Exhibition Description

 

RaRoCo

Corrie Baldauf  
Rachel Reynolds Z
Robert Zahorsky
July 23 – August 21, 2016

View images in this exhibition

Taking time to celebrate is important. The value of this may reveal itself in the process of doing the work to schedule and prepare for a yard party or festival. Many of the daily traces of life are put away and amusements are brought into play. Temporarily clearing rooms, lawns, and lots provides space to meet with friends, relax, dance, and even reflect on similarities between individual walks of life, ages, and histories.

You are invited to celebrate with us and participate in this exhibition.

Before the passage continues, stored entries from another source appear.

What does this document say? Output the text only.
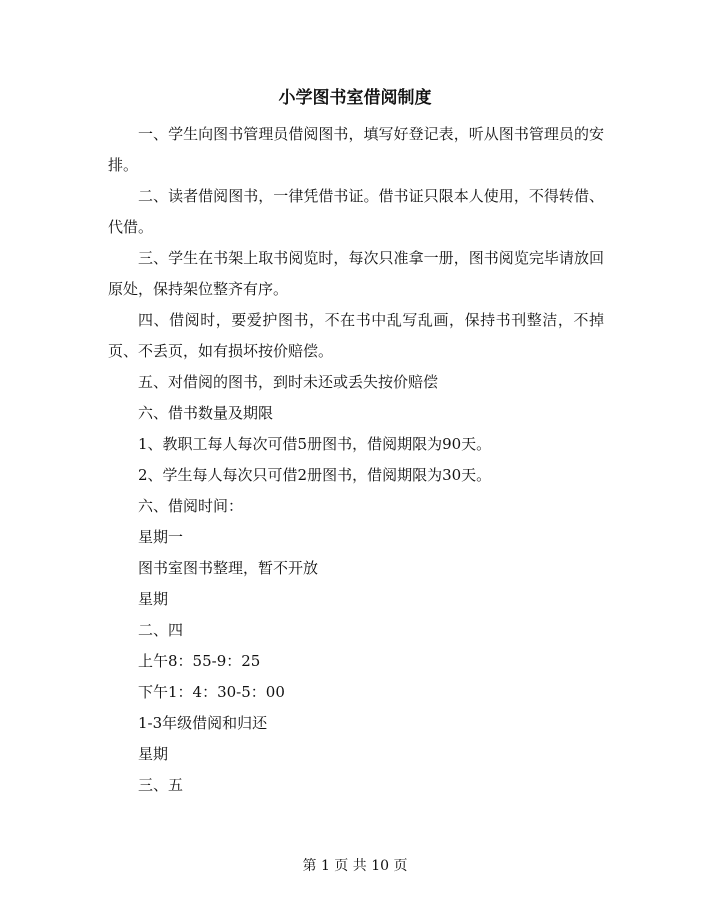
小学图书室借阅制度

一、学生向图书管理员借阅图书，填写好登记表，听从图书管理员的安排。

二、读者借阅图书，一律凭借书证。借书证只限本人使用，不得转借、代借。

三、学生在书架上取书阅览时，每次只准拿一册，图书阅览完毕请放回原处，保持架位整齐有序。

四、借阅时，要爱护图书，不在书中乱写乱画，保持书刊整洁，不掉页、不丢页，如有损坏按价赔偿。

五、对借阅的图书，到时未还或丢失按价赔偿

六、借书数量及期限

1、教职工每人每次可借5册图书，借阅期限为90天。

2、学生每人每次只可借2册图书，借阅期限为30天。

六、借阅时间：

星期一

图书室图书整理，暂不开放

星期

二、四

上午8：55-9：25

下午1：4：30-5：00

1-3年级借阅和归还

星期

三、五

第 1 页 共 10 页
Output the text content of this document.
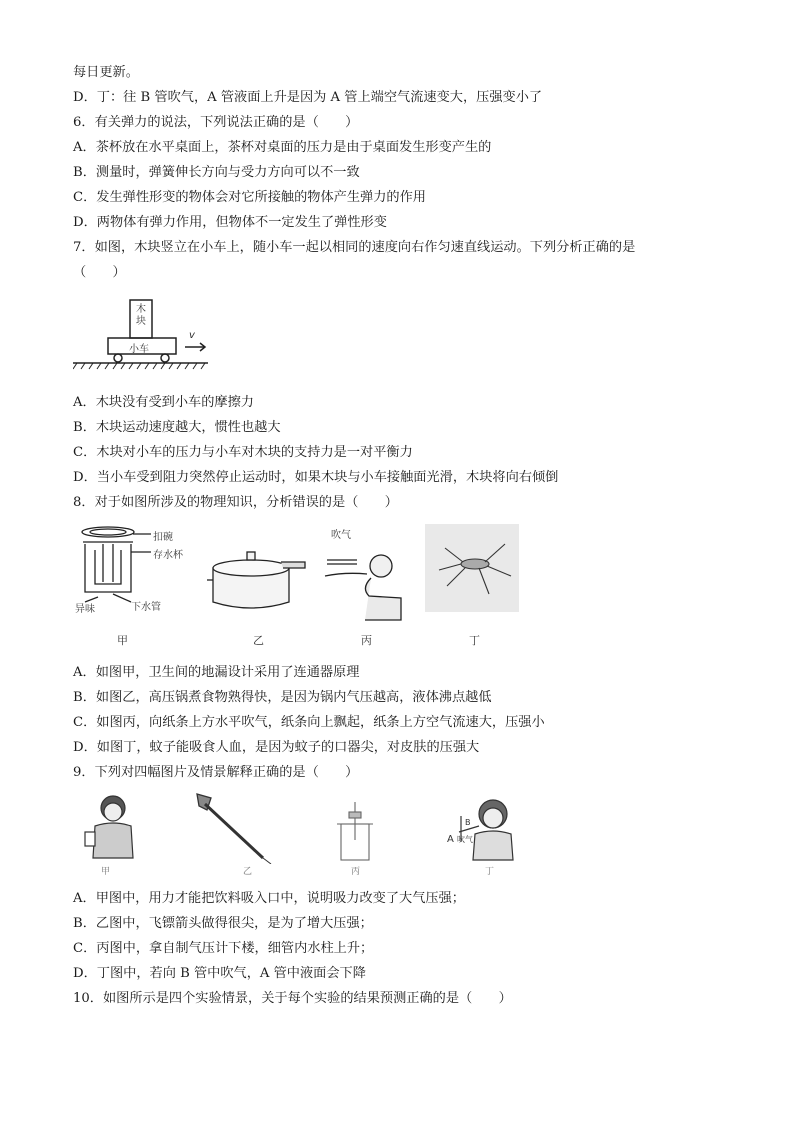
每日更新。
D．丁：往 B 管吹气，A 管液面上升是因为 A 管上端空气流速变大，压强变小了
6．有关弹力的说法，下列说法正确的是（　　）
A．茶杯放在水平桌面上，茶杯对桌面的压力是由于桌面发生形变产生的
B．测量时，弹簧伸长方向与受力方向可以不一致
C．发生弹性形变的物体会对它所接触的物体产生弹力的作用
D．两物体有弹力作用，但物体不一定发生了弹性形变
7．如图，木块竖立在小车上，随小车一起以相同的速度向右作匀速直线运动。下列分析正确的是
（　　）
木块
小车
v
A．木块没有受到小车的摩擦力
B．木块运动速度越大，惯性也越大
C．木块对小车的压力与小车对木块的支持力是一对平衡力
D．当小车受到阻力突然停止运动时，如果木块与小车接触面光滑，木块将向右倾倒
8．对于如图所涉及的物理知识，分析错误的是（　　）
扣碗
存水杯
异味	下水管
吹气
甲	乙	丙	丁
A．如图甲，卫生间的地漏设计采用了连通器原理
B．如图乙，高压锅煮食物熟得快，是因为锅内气压越高，液体沸点越低
C．如图丙，向纸条上方水平吹气，纸条向上飘起，纸条上方空气流速大，压强小
D．如图丁，蚊子能吸食人血，是因为蚊子的口器尖，对皮肤的压强大
9．下列对四幅图片及情景解释正确的是（　　）
A
B
吹气
甲	乙	丙	丁
A．甲图中，用力才能把饮料吸入口中，说明吸力改变了大气压强；
B．乙图中，飞镖箭头做得很尖，是为了增大压强；
C．丙图中，拿自制气压计下楼，细管内水柱上升；
D．丁图中，若向 B 管中吹气，A 管中液面会下降
10．如图所示是四个实验情景，关于每个实验的结果预测正确的是（　　）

Toss a beanbag. Swing on the glider. View the potatoes. Stand under a glowing circle. Look closely at a photograph or drawing. Walk behind the giant Comic Foreground.

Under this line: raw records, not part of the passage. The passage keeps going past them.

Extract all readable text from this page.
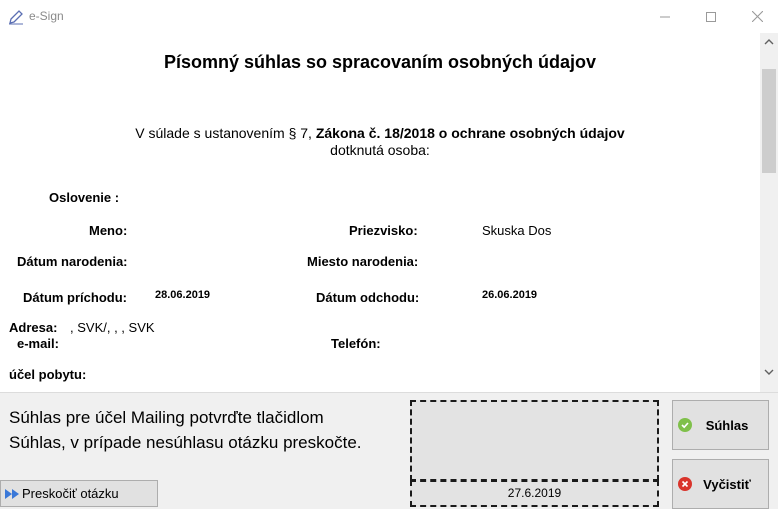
e-Sign
Písomný súhlas so spracovaním osobných údajov
V súlade s ustanovením § 7, Zákona č. 18/2018 o ochrane osobných údajov
dotknutá osoba:
Oslovenie :
Meno:	Priezvisko:	Skuska Dos
Dátum narodenia:	Miesto narodenia:
Dátum príchodu:	28.06.2019	Dátum odchodu:	26.06.2019
Adresa: , SVK/, , , SVK
e-mail:	Telefón:
účel pobytu:
Súhlas pre účel Mailing potvrďte tlačidlom
Súhlas, v prípade nesúhlasu otázku preskočte.
Preskočiť otázku	27.6.2019
Súhlas
Vyčistiť
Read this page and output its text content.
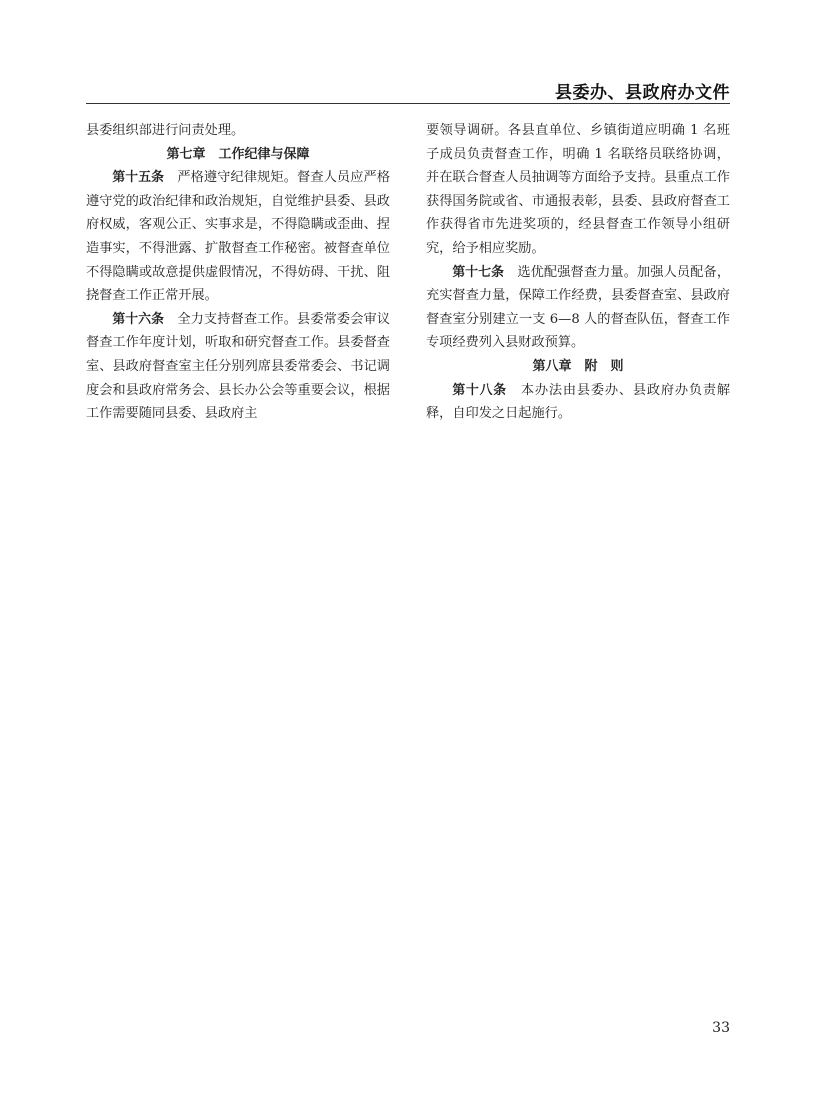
县委办、县政府办文件

县委组织部进行问责处理。

第七章　工作纪律与保障

第十五条　严格遵守纪律规矩。督查人员应严格遵守党的政治纪律和政治规矩，自觉维护县委、县政府权威，客观公正、实事求是，不得隐瞒或歪曲、捏造事实，不得泄露、扩散督查工作秘密。被督查单位不得隐瞒或故意提供虚假情况，不得妨碍、干扰、阻挠督查工作正常开展。

第十六条　全力支持督查工作。县委常委会审议督查工作年度计划，听取和研究督查工作。县委督查室、县政府督查室主任分别列席县委常委会、书记调度会和县政府常务会、县长办公会等重要会议，根据工作需要随同县委、县政府主

要领导调研。各县直单位、乡镇街道应明确 1 名班子成员负责督查工作，明确 1 名联络员联络协调，并在联合督查人员抽调等方面给予支持。县重点工作获得国务院或省、市通报表彰，县委、县政府督查工作获得省市先进奖项的，经县督查工作领导小组研究，给予相应奖励。

第十七条　选优配强督查力量。加强人员配备，充实督查力量，保障工作经费，县委督查室、县政府督查室分别建立一支 6—8 人的督查队伍，督查工作专项经费列入县财政预算。

第八章　附　则

第十八条　本办法由县委办、县政府办负责解释，自印发之日起施行。

33
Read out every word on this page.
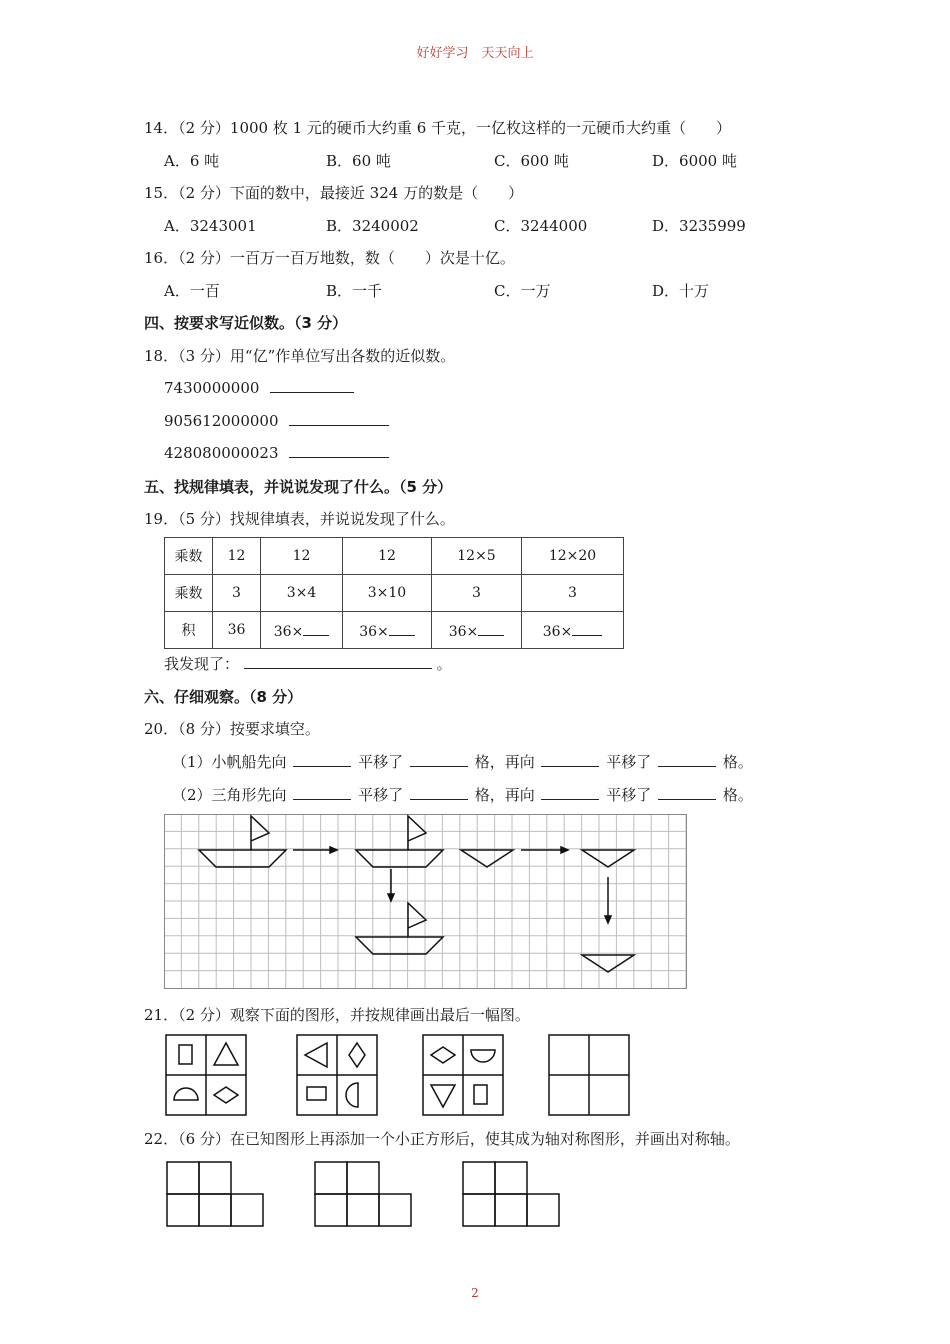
好好学习　天天向上
14．（2 分）1000 枚 1 元的硬币大约重 6 千克，一亿枚这样的一元硬币大约重（　　）
A．6 吨	B．60 吨	C．600 吨	D．6000 吨
15．（2 分）下面的数中，最接近 324 万的数是（　　）
A．3243001	B．3240002	C．3244000	D．3235999
16．（2 分）一百万一百万地数，数（　　）次是十亿。
A．一百	B．一千	C．一万	D．十万
四、按要求写近似数。（3 分）
18．（3 分）用“亿”作单位写出各数的近似数。
7430000000
905612000000
428080000023
五、找规律填表，并说说发现了什么。（5 分）
19．（5 分）找规律填表，并说说发现了什么。
乘数	12	12	12	12×5	12×20
乘数	3	3×4	3×10	3	3
积	36	36×	36×	36×	36×
我发现了：	。
六、仔细观察。（8 分）
20．（8 分）按要求填空。
（1）小帆船先向	平移了	格，再向	平移了	格。
（2）三角形先向	平移了	格，再向	平移了	格。
21．（2 分）观察下面的图形，并按规律画出最后一幅图。
22．（6 分）在已知图形上再添加一个小正方形后，使其成为轴对称图形，并画出对称轴。
2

We look forward to hearing what you find.

Enjoy the ride!

RACHEL REYNOLDS Z received her Bachelor of Fine Arts Degree from the College for Creative Studies in 2000 and graduated with a MFA in Visual Arts from Vermont College of Fine Arts, Montpelier in 2007.  When Reynolds Z isn’t working creatively in her Hamtramck studio, she shares her knowledge of art with students at Oakland University in Rochester Hills, adult learners at the Flint Institute of Arts, painters meeting weekly in Grosse Pointe, youth in Farmington Hills organized by the Farmington Hills’ Cultural Arts Division and private lessons to high school home-schoolers. Reynolds Z has served as a Visiting Artist and lectured about her work at the Detroit Institute of Arts, Cuyahoga Community College in Ohio, Madonna University in Livonia, Oakland University in Rochester Hills, Cranbrook Kingswood in Bloomfield Hills, the Farmington Public Library by invitation from the Farmington Art Foundation and the Grosse Pointe War Memorial by invitation from the Ibex Art Club.  She exhibits her work regularly in both group and solo shows at local galleries.  In between creating art and working as an educator, Rachel loves to travel, eat, listen to live music, garden, hike, scuba dive, watch basketball and in between all of that, relax.

ROBERT ZAHORSKY studied Visual Communication at the Art Institute of Fort Lauderdale, and received his Bachelor of Fine Arts Degree from the College for Creative Studies in 2000.  He owns and operates a commission-based fabrication business and sculpture studio in Hamtramck.  Zahorsky has lectured about his work for the Farmington Art Foundation in Farmington Hills, Michigan.  He exhibited work in the collaborative exhibition, Phases of an Image at the Center Galleries in Detroit, and in Shared Tendencies, at Marygrove College, Detroit.  He served as a Visiting Artist demonstrating glass casting at the Toledo Museum of Art’s Glass Pavilion opening.  In addition to drawing and sculpting, Robert enjoys motorcycles, scuba diving, rappelling and cooking.

CORRIE BALDAUF received her Bachelor of Fine Arts Degree at Kansas City Art Institute in 2006 and her Master of Fine Arts Degree at Cranbrook Academy of Art in 2009. Her thesis, “Points and Halos” examined the ways that drawing and sculpture frame and spotlights human interaction. As a 2011 Kresge fellow, she continued her interactive “Optimism Filter Project” as a method for sharing new views of Metropolitan Detroit cities. In 2013, visitors to Detroit started requesting tours to view the city through the “Optimism Filters.”  Her art practice is based out of a shared studio space in Corktown, Detroit. She prefers though, to walk her art around the city of Detroit. She doesn’t think her art seems as alive sitting in her studio as it does when it is in the hands of other people. Her Optimism Filter Project was featured in Lille, France at Lille 3000. Baldauf’s art has appeared in German Art Magazine, Fukt Magazine for Contemporary Drawing, Hyperallergic, and Lufthansa Exclusive Magazine.